Worst Jokes Ever

Worst Jokes Ever

I asked the emo kid how it was hanging. He didn't reply because the rope was too tight.

I went to Starbucks today and they asked what I wanted, and I replied with "to die, a shot of bleach, and an deppresso expresso."

How many babies does it take to paint a wall red?

Depends on how hard you throw them.

I tried to give directions to an orphan, but he got lost because there was no home.

I told my mom to get rope for a project, and when she got home, I got the good old coat hanger out and hung myself up.

Today I was asked what I wanted to be, and I said I wanted to be a pinata because I want to be hanged.

Today a child asked if I was an angel. I asked why, and he said, "Mommy says that angels have marks on their wrists because they don't want to be in this world."

I get so many things stuck in my head, though, unfortunately none of them were a bullet.

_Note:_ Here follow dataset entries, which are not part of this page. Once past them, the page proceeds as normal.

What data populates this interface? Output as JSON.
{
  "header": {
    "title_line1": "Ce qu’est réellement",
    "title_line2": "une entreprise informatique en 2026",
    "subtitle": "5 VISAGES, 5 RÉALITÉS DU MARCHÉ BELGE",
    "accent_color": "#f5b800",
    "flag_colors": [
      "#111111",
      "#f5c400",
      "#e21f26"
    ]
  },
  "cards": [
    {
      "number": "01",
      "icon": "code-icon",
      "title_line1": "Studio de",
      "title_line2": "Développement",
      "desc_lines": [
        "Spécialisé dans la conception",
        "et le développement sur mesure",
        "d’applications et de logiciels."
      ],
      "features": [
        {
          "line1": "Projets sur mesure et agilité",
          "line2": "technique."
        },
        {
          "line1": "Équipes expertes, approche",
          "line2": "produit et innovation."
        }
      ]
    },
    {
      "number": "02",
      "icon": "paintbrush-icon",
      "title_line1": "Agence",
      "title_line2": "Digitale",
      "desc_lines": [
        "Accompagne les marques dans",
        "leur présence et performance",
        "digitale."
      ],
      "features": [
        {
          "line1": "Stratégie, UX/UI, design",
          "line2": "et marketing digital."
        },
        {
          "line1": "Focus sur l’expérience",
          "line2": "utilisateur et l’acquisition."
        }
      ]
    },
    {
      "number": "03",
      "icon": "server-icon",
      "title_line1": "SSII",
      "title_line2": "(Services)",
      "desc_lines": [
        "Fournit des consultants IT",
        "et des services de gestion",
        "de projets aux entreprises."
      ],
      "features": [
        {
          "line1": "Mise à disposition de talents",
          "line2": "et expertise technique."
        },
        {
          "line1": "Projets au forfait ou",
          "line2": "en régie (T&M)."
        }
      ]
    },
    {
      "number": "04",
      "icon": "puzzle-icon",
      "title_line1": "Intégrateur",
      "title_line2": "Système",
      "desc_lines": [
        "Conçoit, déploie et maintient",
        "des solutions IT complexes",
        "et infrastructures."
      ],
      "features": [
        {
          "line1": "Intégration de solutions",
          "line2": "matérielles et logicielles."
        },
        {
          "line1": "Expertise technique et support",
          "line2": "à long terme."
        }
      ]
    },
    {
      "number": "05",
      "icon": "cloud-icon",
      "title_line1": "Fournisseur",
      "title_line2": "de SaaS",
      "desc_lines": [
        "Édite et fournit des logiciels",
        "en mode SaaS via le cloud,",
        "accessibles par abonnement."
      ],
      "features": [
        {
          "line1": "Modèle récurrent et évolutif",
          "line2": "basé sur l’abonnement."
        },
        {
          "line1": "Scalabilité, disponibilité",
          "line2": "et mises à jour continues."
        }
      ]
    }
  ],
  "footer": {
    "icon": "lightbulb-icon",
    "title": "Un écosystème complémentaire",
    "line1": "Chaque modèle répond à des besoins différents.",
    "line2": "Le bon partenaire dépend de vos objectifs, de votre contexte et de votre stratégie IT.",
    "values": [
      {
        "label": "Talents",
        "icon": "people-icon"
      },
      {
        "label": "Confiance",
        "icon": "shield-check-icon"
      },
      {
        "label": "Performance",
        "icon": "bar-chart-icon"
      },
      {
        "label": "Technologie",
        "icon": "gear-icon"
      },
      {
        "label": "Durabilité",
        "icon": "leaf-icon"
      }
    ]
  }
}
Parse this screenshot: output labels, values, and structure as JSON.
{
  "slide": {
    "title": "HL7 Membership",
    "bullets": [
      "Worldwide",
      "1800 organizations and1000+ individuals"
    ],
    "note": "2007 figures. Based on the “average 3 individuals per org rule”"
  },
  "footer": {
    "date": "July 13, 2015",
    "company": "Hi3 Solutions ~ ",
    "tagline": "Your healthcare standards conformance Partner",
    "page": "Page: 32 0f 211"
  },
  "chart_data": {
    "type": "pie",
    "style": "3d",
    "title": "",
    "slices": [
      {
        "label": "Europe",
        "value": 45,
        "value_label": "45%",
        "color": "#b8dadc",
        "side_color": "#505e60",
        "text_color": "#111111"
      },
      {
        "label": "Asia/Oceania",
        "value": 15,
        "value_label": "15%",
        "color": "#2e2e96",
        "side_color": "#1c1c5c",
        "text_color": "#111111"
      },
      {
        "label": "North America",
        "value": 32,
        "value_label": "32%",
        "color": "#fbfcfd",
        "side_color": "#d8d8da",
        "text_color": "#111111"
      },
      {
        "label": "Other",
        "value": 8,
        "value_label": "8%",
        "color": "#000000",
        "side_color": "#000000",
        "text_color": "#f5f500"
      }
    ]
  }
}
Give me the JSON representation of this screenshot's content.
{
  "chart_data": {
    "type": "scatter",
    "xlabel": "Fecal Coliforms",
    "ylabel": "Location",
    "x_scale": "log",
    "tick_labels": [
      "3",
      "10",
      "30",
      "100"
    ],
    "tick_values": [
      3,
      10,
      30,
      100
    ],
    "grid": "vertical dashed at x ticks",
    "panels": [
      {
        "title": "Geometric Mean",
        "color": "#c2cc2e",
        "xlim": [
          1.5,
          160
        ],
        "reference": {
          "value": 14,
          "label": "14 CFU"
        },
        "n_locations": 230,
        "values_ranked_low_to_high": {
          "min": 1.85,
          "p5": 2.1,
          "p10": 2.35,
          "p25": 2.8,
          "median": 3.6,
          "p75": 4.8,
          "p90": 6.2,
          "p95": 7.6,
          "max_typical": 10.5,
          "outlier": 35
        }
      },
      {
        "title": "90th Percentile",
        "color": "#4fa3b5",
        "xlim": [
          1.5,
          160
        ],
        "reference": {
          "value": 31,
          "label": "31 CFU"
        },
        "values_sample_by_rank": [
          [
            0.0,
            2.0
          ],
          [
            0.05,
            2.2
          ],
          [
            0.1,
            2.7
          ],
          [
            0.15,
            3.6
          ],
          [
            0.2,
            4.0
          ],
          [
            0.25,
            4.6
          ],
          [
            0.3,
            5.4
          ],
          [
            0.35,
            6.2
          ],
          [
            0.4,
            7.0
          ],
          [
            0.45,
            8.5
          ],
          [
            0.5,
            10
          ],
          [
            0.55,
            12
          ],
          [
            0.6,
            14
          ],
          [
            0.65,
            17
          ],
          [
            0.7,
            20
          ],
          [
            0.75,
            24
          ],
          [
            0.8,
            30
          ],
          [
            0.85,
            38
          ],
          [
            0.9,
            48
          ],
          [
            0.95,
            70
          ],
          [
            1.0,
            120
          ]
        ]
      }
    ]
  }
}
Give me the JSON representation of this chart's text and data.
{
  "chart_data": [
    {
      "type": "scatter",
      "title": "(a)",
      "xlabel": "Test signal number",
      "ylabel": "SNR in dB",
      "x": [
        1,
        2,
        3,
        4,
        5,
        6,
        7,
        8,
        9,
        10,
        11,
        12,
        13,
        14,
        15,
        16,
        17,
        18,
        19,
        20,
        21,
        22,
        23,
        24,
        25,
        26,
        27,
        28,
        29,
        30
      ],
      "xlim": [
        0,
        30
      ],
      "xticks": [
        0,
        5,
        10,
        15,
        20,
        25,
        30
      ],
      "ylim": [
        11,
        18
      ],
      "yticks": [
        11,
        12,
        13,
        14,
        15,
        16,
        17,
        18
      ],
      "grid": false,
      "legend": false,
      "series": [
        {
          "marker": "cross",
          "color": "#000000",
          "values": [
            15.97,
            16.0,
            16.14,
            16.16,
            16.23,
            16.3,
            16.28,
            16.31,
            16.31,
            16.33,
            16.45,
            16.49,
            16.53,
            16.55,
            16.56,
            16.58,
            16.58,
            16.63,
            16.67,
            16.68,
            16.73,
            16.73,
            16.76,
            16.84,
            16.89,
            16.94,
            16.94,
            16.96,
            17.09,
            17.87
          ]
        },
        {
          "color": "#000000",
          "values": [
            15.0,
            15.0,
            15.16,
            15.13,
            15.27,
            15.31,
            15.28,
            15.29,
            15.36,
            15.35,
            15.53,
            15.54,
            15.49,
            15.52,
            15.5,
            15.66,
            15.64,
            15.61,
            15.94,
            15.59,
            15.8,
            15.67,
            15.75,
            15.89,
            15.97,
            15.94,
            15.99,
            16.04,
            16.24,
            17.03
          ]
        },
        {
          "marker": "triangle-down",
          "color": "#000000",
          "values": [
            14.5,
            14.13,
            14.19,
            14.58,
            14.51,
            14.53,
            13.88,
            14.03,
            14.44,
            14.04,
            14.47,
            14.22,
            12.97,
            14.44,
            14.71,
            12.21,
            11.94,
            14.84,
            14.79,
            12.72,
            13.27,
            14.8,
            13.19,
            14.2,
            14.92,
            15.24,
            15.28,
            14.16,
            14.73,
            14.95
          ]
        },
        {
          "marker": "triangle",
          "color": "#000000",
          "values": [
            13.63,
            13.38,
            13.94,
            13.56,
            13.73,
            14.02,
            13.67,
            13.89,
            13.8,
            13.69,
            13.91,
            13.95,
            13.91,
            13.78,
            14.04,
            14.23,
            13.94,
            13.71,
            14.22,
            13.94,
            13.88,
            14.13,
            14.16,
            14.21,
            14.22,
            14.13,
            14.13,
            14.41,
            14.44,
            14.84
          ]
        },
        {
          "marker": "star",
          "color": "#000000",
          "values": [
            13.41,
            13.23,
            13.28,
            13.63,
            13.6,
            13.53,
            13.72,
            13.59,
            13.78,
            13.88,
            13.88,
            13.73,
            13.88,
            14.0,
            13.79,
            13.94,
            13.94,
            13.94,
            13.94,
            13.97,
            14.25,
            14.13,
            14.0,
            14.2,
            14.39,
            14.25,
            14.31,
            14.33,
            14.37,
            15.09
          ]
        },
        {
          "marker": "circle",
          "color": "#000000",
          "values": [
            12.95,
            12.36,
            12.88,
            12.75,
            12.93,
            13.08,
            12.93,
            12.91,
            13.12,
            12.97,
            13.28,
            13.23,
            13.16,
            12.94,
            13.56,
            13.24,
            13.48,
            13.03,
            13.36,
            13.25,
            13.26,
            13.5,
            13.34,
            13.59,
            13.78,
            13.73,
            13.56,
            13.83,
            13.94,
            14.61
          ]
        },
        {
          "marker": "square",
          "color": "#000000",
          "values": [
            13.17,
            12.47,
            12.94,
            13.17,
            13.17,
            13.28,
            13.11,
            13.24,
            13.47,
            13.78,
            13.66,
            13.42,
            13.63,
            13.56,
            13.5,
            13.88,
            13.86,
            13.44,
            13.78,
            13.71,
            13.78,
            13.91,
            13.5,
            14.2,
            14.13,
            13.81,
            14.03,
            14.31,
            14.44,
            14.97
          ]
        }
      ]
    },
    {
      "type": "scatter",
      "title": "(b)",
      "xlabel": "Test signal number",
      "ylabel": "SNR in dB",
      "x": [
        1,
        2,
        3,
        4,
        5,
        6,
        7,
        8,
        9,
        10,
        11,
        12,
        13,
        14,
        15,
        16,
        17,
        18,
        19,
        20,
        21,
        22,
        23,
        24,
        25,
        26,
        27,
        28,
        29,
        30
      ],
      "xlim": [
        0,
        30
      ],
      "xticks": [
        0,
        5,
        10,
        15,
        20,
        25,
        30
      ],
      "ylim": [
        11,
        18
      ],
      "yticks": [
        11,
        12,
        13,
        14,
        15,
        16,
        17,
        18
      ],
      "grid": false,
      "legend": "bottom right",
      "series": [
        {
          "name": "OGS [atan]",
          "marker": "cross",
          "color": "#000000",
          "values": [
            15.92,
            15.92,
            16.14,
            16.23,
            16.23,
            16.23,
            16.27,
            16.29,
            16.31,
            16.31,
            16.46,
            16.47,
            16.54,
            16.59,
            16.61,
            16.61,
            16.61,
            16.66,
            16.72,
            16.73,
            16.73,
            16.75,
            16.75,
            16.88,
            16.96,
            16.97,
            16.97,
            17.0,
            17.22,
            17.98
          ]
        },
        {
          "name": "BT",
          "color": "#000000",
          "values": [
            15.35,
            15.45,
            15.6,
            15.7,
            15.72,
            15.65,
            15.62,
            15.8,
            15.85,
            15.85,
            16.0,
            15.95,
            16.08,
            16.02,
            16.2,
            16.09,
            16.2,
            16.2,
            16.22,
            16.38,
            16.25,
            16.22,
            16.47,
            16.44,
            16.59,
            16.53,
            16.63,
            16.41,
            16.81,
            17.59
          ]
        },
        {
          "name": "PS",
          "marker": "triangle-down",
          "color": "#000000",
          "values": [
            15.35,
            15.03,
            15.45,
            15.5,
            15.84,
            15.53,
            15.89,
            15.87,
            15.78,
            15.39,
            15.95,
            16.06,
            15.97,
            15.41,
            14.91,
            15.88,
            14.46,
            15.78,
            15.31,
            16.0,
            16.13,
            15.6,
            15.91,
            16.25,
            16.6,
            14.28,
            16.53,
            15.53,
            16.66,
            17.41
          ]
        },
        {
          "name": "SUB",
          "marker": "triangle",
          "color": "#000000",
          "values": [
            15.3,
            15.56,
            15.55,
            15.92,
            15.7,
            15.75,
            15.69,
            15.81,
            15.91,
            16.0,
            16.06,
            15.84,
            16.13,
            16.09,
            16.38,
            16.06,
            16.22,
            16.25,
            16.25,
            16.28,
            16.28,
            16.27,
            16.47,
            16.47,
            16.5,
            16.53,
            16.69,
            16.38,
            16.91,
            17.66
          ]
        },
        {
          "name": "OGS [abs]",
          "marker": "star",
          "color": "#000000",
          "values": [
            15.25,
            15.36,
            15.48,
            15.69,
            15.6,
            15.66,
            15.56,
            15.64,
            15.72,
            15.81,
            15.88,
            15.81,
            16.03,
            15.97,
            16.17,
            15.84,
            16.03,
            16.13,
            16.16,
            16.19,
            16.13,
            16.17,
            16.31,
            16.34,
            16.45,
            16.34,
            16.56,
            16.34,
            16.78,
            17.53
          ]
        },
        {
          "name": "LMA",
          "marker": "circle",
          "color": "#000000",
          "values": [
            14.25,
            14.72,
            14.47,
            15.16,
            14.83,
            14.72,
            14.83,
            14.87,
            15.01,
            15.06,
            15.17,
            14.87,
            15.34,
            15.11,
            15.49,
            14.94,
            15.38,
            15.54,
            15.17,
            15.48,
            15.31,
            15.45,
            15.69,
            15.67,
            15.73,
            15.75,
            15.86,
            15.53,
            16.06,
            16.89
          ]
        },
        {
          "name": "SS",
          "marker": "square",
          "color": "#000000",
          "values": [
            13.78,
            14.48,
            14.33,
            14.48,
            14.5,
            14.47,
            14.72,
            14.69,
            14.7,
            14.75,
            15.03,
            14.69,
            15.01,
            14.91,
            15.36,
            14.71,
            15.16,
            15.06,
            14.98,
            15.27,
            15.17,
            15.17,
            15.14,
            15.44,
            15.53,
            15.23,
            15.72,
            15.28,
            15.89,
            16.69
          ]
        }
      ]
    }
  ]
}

"I wish I was either Christmas lights or a mistletoe."

"Why?"

"Because I want to hang!"

A man walks into a pharmacy and buys multiple containers of Tylenol, and the clerk asks why he's buying all of these. He replies with, "I'm playing 1 pill eat 100."

I am not telling you twice, your mouth stinks, so go burn your house down like a crazy mad woman, and I will call the cops like, "WTH," because you are so fat.

What did the Turkey say to the other Turkey?

"They forgot the stuffing!"

A few kids were talking about how big their houses were. Kids were pointing to huge houses and huge apartments. One little boy said, "Bet I have the biggest home." To everyone's surprise, he pointed right towards the massive orphanage.